Garmin’s G1000 suite gains traction with Piper

 - April 30, 2007, 10:07 AM

Garmin is encroaching on rival Avidyne’s turf with the announcement last month that the G1000 avionics system will be offered as optional equipment in the Piper Saratoga II TC and 6X.

Both airplanes currently feature Avidyne’s FlightMax Entegra integrated avionics system as standard equipment, as do the Seneca V, Malibu Mirage and Meridian. All other Piper models offer the Avidyne system as optional equipment. Last month’s announcement at the Sun ’n’ Fun fly-in in Lakeland, Fla., marked the first time Garmin G1000 avionics have been offered in a Piper airplane, but it might not be the last.

“We are fully focused on providing our customers with the best possible options technology has to offer our industry,” said Piper president and CEO James Bass. “We have a long and valued relationship with Garmin and have been working behind the scenes to debut the G1000 in our aircraft.”

The battle for supremacy in lightplane avionics deserves close attention since a number of in-development very light jets don’t yet have named avionics suppliers.
Piper hasn’t said which manufacturer will supply the avionics for its single-engine PiperJet, and neither has Cirrus Design announced a cockpit supplier for its forthcoming single-engine VLJ. Avidyne seems the clear choice for both given the company’s close relationship with Piper and Cirrus, but Garmin has to be considered a strong contender.

Avidyne Ready for Garmin Juggernaut

Cirrus also chose the Avidyne Entegra system for its single-engine piston models. There was speculation that Cirrus last month might join Piper in naming the Garmin suite as an option in the SR20 and SR22, but that didn’t happen. Instead, Cirrus announced that owners of its older-generation airplanes with six-pack instrument panels can add the Avidyne glass cockpit through an upcoming retrofit program.

Besides Piper, only Columbia Aircraft gives buyers a choice of Avidyne or Garmin avionics, again with Avidyne as the standard-equipment supplier and Garmin as the optional suite.

The Cessna Citation Mustang, HondaJet and Embraer Phenoms all will fly with the G1000 system. Conversely, Avidyne just lost its biggest VLJ position, having been supplanted by a large supplier team on the Eclipse 500 program. It remains the avionics supplier for the Adam A700, now undergoing certification testing.

It’s unclear at this point whether Avidyne can hold its ground against Garmin and the G1000 system’s strong momentum, but the certification of Avidyne displays in the King Air C90 and 200 provides a glimmer of hope for the Massachusetts supplier.
The news that Garmin is delaying the introduction of its G600 glass panel for the retrofit market also gives Avidyne some breathing room.

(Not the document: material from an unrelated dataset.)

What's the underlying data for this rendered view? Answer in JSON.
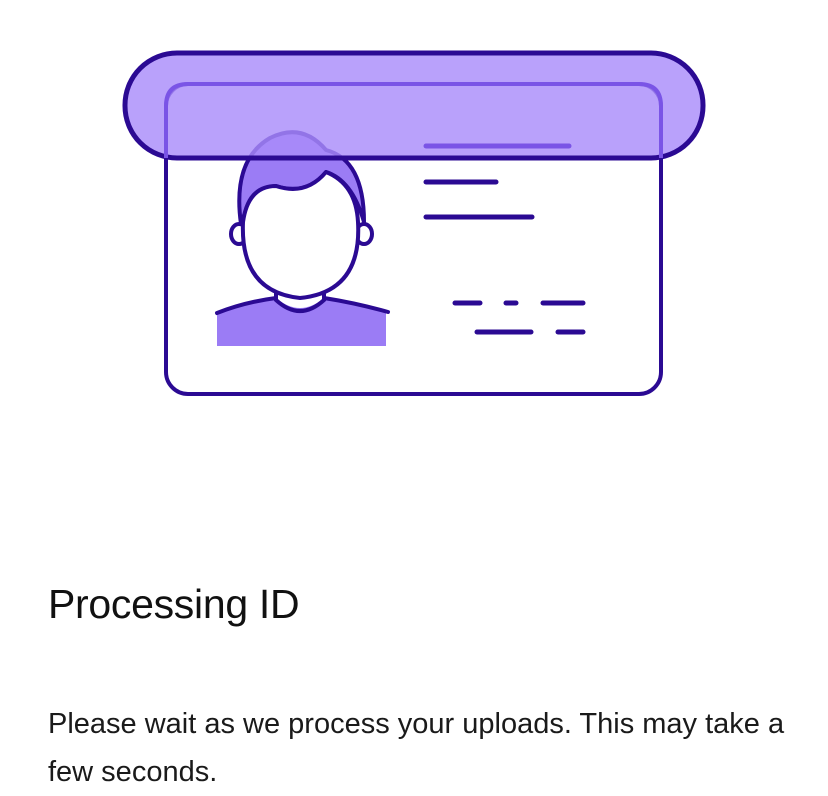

In the Saratoga II TC and Piper 6X, the G1000 system is configured with two 10.4-inch XGA screens, one used as the pilot’s primary flight display (PFD) and the other as a multifunction display. The G1000 suite replaces traditional mechanical gyroscopes with Garmin’s GRS77 attitude and heading reference system. Integrated navcom radios and WAAS GPS receiver provide a nicely integrated package. Because the G1000 is WAAS certified, pilots are able to fly lateral precision with vertical guidance approaches, allowing them to descend to as low as 200 feet on approach.

The G1000 also integrates built-in terrain and navigation databases with an optional class-B terrain awareness and warning system and optional ChartView subscription service available through Jeppesen. Garmin SafeTaxi, a built-in database of more than 750 U.S. airport diagrams, provides a view of aircraft position on taxiways, while Garmin FliteCharts is an electronic version of U.S. Government terminal procedures, including standard terminal arrival routes, approach charts and airport diagrams.

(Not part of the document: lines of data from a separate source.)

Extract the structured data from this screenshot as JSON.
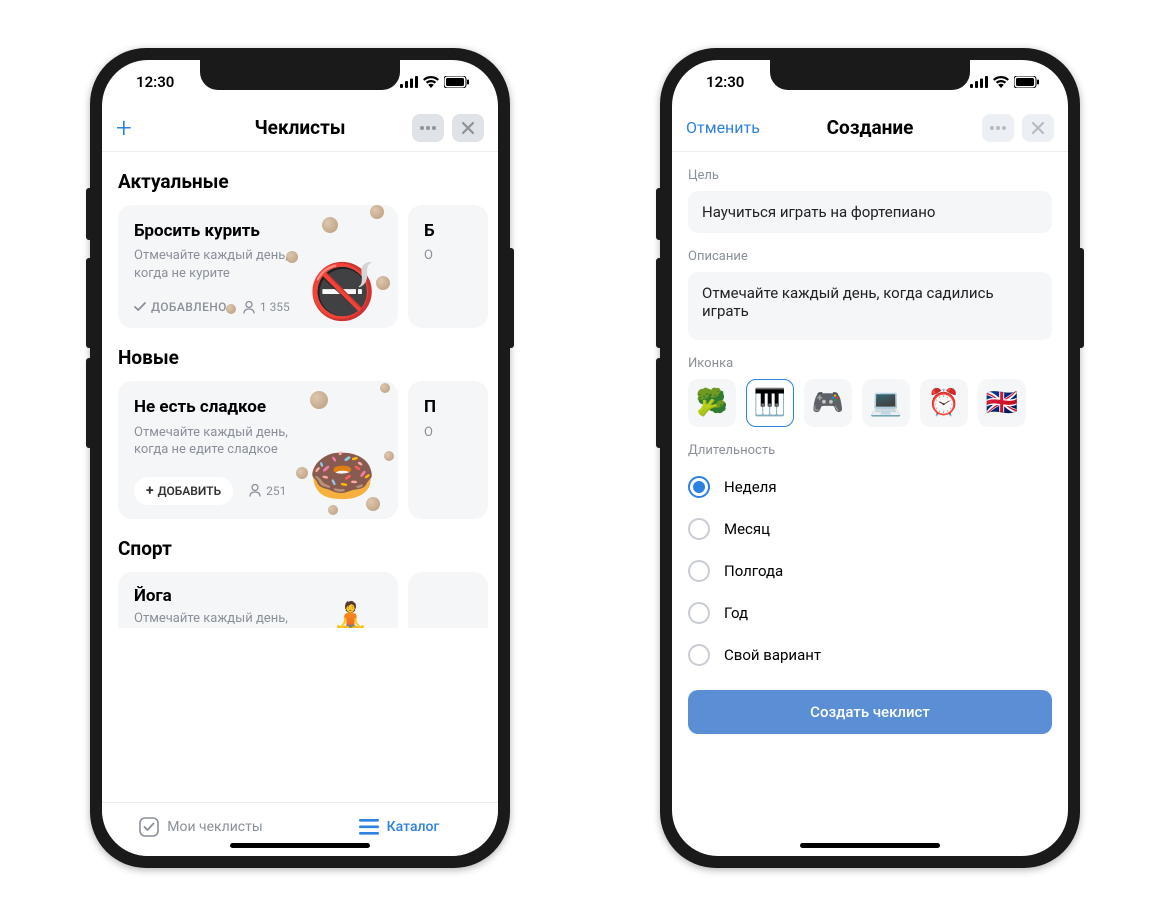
{
  "status": {
    "time": "12:30"
  },
  "left": {
    "title": "Чеклисты",
    "sections": {
      "current": {
        "title": "Актуальные",
        "card": {
          "title": "Бросить курить",
          "desc": "Отмечайте каждый день, когда не курите",
          "added_label": "ДОБАВЛЕНО",
          "count": "1 355",
          "emoji": "🚭"
        },
        "peek": {
          "title_frag": "Б",
          "desc_frag": "О"
        }
      },
      "new": {
        "title": "Новые",
        "card": {
          "title": "Не есть сладкое",
          "desc": "Отмечайте каждый день, когда не едите сладкое",
          "add_label": "ДОБАВИТЬ",
          "count": "251",
          "emoji": "🍩"
        },
        "peek": {
          "title_frag": "П",
          "desc_frag": "О"
        }
      },
      "sport": {
        "title": "Спорт",
        "card": {
          "title": "Йога",
          "desc": "Отмечайте каждый день,",
          "emoji": "🧘"
        }
      }
    },
    "tabs": {
      "my": "Мои чеклисты",
      "catalog": "Каталог"
    }
  },
  "right": {
    "cancel": "Отменить",
    "title": "Создание",
    "goal": {
      "label": "Цель",
      "value": "Научиться играть на фортепиано"
    },
    "description": {
      "label": "Описание",
      "value": "Отмечайте каждый день, когда садились играть"
    },
    "icon_label": "Иконка",
    "icons": [
      "🥦",
      "🎹",
      "🎮",
      "💻",
      "⏰",
      "🇬🇧"
    ],
    "selected_icon_index": 1,
    "duration": {
      "label": "Длительность",
      "options": [
        "Неделя",
        "Месяц",
        "Полгода",
        "Год",
        "Свой вариант"
      ],
      "selected_index": 0
    },
    "submit": "Создать чеклист"
  }
}
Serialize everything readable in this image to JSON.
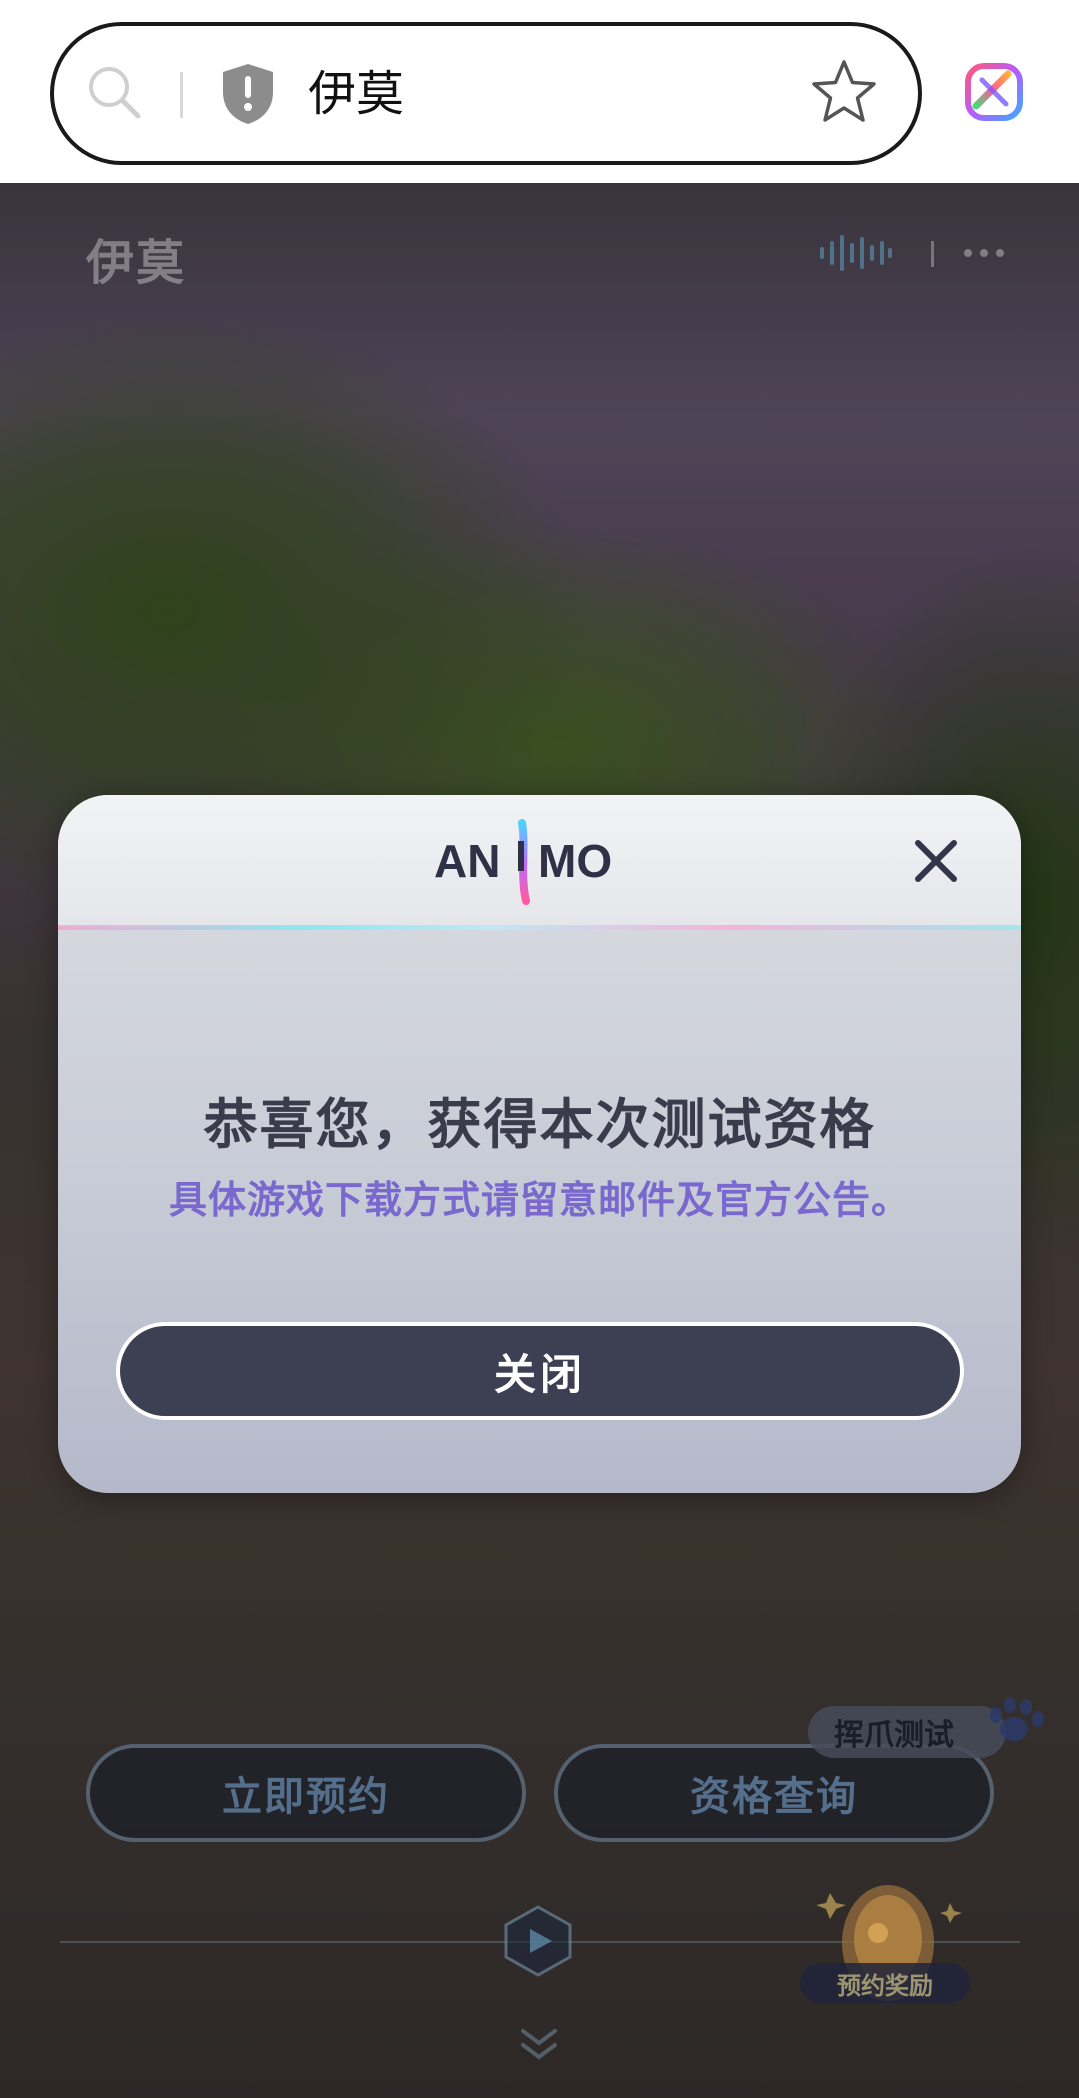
{
  "browser": {
    "url_text": "伊莫",
    "icons": [
      "search-icon",
      "shield-icon",
      "star-icon",
      "browser-logo-icon"
    ]
  },
  "page": {
    "site_logo": "伊莫",
    "header_icons": [
      "audio-icon",
      "more-icon"
    ],
    "buttons": {
      "reserve": "立即预约",
      "check": "资格查询"
    },
    "test_badge": "挥爪测试",
    "reward_label": "预约奖励"
  },
  "modal": {
    "logo_text": "ANiMO",
    "title": "恭喜您，获得本次测试资格",
    "subtitle": "具体游戏下载方式请留意邮件及官方公告。",
    "close_button": "关闭",
    "colors": {
      "title": "#3a3c4c",
      "subtitle": "#7a68cf",
      "button_bg": "#3d3f52"
    }
  }
}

With an optional subscription to the XM WX satellite weather service and the addition of the GDL 69A datalink receiver, pilots can access high-resolution weather maps as well as Nexrad graphics, metars, TAFs, lightning and other data. XM Audio Infotainment is also available, bringing 170 channels of music, news, talk, sports and information to the cockpit.

So which system is “better”? There are actually more common features than differences between the G1000 and Entegra cockpits. Both are based on lessons learned from NASA’s small aircraft transportation system research. Each includes options for charts, XM weather, Stormscope, terrain warning and other most-wanted features. Among pilots, the Avidyne cockpit is generally considered the more user-friendly, while Garmin’s G1000 is thought of as more capable. However, pilots of each system agree that either of these glass cockpits beats steam gauges.